Obsessive-Compulsive Disorders share in common repetitive behaviors or mental acts that an individual feels compelled to perform. Obsessive-Compulsive Disorder is a condition in which the patient experiences recurring obsessions or compulsions. Obsessions are repetitive unwanted thoughts, images, or impulses that are experienced as intrusive and upsetting. Compulsions are repetitive behaviors or thoughts which are done to reduce anxiety rather than for pleasure. An example of an obsession is the belief that one’s hands are dirty a minute or two after washing hands for a fourth or fifth time, and a compulsion would be the urge to wash one’s hands yet again. In order to make the diagnosis, the patient must engage in obsessions or compulsions an hour or more a day or have significant distress or impairment, and the patient recognizes that the obsessions or compulsions are unreasonable.

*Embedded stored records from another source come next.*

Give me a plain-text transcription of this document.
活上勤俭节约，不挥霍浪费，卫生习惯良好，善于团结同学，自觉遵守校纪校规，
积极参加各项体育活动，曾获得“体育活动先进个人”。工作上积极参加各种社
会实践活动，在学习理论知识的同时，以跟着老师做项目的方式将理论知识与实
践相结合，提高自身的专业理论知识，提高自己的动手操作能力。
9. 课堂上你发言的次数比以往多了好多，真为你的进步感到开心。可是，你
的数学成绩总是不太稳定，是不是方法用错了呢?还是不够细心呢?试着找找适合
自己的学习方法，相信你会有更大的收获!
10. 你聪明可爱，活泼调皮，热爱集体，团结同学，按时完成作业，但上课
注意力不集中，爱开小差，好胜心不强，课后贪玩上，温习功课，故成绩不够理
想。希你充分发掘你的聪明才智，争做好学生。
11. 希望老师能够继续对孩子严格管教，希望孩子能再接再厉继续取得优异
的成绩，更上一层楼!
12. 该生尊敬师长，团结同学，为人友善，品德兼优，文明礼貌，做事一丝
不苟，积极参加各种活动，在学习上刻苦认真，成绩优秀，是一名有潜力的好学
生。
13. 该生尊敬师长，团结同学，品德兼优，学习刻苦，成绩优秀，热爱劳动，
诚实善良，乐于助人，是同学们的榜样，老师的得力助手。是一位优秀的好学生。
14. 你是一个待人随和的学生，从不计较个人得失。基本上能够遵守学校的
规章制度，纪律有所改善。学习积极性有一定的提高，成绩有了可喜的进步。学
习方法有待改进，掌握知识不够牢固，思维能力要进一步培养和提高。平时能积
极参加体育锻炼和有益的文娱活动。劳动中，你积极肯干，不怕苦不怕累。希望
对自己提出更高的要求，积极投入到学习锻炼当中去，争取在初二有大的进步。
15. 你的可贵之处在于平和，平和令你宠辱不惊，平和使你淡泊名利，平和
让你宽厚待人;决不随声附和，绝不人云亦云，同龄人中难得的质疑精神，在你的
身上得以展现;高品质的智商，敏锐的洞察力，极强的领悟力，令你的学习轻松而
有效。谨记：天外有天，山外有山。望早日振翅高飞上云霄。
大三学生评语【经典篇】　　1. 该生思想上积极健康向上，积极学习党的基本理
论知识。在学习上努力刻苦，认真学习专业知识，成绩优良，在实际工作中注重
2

Body Dysmorphic Disorder is a condition in which the patient is significantly preoccupied with one or more imagined defects in appearance. The preoccupation far exceeds everyday concerns about appearance. These symptoms significantly interfere with academic, work, or social relationships.
Trichotillomania is a disorder in which the patient pulls their own hair out resulting in significant hair loss. The patient experiences increasing tension prior to the pulling of hair and relief or pleasure at the time of the act. These symptoms significantly interfere with academic, work, or social relationships and represent a decline from previous functioning.
Hoarding Disorder involves the chronic inability to throw away personal possessions even though they may have no value. Individuals with this disorder may accumulate rooms full of worthless items and the disorder may be quite debilitating.
Excoriation (Skin-Picking) Disorder is a condition in which the person consistently picks at their own skin to the point that they create sores or lesions. Individuals with this disorder may pick at skin anywhere on the body, but most commonly skin is picked on the arms, hands, and face.